Lily of the Valley (Convallaria majalis) possesses powerful cardiac glycosides similar to those potentially deadly compounds produced by foxglove (Digitalis purpurea). A few people who medicated themselves with Lily of the Valley to treat heart disease, poor circulation, and swelling ended up with nausea, vomiting, dangerously irregular heart beats, and even cardiac shock.
Then, there’s sassafras (Sassafras albidum), the flavoring agent in old-fashioned root beer. In the past, traditional healers have prescribed it for urinary tract problems, mucus membrane inflammation, rheumatism, and syphilis. Though Brown says it-s still available as an herbal tea, her MEDLINE search shows that this plant has triggered muscle coordination problems, drooping of the upper eyelids, hypothermia and, at least in animals, cancer.
Also on her harmful-herb list are comfrey (Symphytum officinale), coltsfoot (Tussilago farfara), and groundsel (Senecio vulgaris)–a trio of herb garden regulars with a host of alleged medicinal properties. All, however, contain pyrrolizidine alkaloids, chemicals that the liver converts into potentially deadly poisons (see Honey of a Threat: Honey of a Threat).
The list’s novelty
In Germany, where physicians can and often do prescribe herbal medicines, the government commissioned a series of monographs, known as the German Commission E (GCE). Each report describes the known medicinal properties–and toxicity–associated with an individual herb.

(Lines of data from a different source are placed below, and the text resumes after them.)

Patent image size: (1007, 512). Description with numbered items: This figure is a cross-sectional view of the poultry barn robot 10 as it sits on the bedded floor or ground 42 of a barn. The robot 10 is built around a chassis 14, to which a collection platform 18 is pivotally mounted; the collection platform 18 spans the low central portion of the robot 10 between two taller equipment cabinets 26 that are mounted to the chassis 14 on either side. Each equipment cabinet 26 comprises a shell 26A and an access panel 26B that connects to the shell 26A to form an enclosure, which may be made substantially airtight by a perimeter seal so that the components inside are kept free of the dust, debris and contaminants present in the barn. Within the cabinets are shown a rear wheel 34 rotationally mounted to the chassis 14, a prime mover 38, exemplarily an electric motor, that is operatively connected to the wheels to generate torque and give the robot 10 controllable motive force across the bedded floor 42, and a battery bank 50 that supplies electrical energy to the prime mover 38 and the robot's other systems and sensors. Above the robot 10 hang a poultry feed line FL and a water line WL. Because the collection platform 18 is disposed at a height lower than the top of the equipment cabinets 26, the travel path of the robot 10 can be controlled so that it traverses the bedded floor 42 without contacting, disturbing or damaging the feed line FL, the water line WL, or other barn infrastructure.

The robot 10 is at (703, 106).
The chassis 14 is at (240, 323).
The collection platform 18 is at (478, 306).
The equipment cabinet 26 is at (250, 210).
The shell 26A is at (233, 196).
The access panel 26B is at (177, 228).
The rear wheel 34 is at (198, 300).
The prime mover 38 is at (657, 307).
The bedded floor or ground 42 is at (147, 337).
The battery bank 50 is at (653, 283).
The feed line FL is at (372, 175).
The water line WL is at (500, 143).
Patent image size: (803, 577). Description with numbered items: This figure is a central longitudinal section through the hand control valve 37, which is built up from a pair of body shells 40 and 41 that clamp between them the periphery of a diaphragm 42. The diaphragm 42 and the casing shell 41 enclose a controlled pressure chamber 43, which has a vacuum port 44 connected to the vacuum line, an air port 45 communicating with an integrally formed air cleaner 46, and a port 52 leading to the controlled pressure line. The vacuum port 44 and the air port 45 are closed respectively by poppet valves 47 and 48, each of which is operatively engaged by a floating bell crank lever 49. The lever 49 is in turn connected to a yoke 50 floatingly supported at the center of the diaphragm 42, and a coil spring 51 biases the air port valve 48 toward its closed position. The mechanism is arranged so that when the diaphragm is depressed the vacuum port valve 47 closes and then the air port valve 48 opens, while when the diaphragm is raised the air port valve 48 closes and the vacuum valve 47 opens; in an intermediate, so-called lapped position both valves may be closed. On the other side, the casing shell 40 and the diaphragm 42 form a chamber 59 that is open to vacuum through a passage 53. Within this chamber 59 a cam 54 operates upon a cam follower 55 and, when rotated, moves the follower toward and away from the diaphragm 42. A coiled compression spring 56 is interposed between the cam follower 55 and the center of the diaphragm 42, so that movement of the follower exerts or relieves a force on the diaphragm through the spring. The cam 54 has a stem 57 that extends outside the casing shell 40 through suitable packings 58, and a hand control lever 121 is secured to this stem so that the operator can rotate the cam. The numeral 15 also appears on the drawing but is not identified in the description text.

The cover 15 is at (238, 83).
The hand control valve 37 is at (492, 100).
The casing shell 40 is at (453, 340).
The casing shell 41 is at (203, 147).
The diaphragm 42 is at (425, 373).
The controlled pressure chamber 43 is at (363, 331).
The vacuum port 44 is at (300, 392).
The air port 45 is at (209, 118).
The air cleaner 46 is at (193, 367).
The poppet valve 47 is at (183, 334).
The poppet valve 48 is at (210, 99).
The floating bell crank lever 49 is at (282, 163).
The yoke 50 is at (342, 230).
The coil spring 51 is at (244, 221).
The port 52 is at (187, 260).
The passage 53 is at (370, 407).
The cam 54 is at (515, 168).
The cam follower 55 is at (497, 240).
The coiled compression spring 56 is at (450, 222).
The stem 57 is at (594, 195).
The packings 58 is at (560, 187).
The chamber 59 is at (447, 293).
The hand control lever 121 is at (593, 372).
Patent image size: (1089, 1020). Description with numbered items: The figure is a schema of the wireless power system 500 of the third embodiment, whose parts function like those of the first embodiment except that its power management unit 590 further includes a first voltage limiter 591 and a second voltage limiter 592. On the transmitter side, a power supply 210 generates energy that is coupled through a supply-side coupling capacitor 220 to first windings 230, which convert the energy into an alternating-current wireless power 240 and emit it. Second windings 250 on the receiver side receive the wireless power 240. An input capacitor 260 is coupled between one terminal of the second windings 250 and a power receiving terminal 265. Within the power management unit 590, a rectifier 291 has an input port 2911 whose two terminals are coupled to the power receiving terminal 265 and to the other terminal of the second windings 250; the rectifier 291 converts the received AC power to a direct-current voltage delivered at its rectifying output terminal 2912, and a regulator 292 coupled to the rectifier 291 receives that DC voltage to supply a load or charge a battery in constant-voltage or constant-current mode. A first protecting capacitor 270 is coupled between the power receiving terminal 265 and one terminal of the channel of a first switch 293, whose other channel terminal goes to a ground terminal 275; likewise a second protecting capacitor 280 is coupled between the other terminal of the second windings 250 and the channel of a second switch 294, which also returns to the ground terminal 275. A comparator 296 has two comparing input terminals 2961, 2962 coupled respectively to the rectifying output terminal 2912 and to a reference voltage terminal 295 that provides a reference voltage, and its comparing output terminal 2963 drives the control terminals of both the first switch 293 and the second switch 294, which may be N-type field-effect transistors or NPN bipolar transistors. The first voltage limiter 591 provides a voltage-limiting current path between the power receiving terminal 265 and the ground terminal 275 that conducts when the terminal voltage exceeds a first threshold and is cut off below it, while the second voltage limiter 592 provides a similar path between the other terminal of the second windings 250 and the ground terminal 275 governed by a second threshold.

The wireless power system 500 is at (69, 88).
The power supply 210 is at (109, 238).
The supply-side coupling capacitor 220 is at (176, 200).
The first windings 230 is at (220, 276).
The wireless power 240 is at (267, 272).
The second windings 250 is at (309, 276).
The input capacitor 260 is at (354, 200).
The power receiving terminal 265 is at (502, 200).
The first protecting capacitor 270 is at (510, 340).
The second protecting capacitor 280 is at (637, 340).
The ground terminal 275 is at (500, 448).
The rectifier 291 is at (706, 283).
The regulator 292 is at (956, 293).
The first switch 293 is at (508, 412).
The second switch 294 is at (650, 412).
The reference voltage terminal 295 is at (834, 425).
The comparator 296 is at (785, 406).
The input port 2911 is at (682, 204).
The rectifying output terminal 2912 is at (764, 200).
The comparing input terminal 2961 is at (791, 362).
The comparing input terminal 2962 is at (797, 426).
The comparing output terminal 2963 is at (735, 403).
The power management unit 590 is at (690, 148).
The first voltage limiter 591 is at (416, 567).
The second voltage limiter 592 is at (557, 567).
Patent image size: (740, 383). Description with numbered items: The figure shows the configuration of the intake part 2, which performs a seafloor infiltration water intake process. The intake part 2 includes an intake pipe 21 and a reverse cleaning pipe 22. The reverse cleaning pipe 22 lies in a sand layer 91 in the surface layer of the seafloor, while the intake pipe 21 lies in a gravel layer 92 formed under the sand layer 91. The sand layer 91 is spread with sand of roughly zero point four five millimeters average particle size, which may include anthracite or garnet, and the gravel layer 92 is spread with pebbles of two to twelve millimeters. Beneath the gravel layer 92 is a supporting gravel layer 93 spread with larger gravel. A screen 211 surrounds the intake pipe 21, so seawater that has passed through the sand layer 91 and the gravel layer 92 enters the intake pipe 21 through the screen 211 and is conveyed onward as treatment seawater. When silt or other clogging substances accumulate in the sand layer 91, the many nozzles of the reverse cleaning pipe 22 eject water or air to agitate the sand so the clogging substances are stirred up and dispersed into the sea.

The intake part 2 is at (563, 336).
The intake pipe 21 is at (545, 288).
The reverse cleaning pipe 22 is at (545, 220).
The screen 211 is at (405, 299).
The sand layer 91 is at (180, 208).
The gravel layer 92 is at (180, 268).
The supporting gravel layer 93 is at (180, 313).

To date, however, GCE doesn’t include a master list of botanical products with potentially harmful attributes, Brown notes. Nor, she adds, is such a list available from the U.S. Food and Drug Administration, Centers for Disease Control and Prevention, or Department of Agriculture.
She says that her new list offers, for the first time, one-stop shopping for people interested in identifying major herbal risks. As such, she suspects it could serve as a follow-up to FDA’s Dietary Supplement Health and Education Act, which identifies herbal products warranting regulation. Her list would highlight “herbs that need to be treated with caution.”
Indeed, she notes, some people equate natural products, such as herbal remedies, with safety. She hopes her list will drive home the fallacy in such logic.
However, she resists the idea that her list might serve as the blueprint for a campaign to ban common herbs. She contends, “You can’t apply a sledgehammer to [regulate] herbs when you’re not even applying a hammer to pharmaceutical drugs.” Her review of the herbal literature suggests that perhaps only 0.2 percent of their use has resulted in adverse reactions, compared to 4.4 percent of pharmaceutical drug use. Indeed, Brown points out, the reports she unearthed in her MEDLINE search usually identify only sporadic poisonings. Most of those reports failed to identify a mechanism of action, whether the victims had some underlying genetic or medical susceptibility to toxicity, or even whether the toxicity necessarily traced to a single agent–as opposed to, for example, some interaction with other items in the diet.
While she’d like her data to forewarn users of the power of botanicals, she hopes it won’t cause them to ignore their potential value. Indeed, she explains, “I’m basically pro-herb.”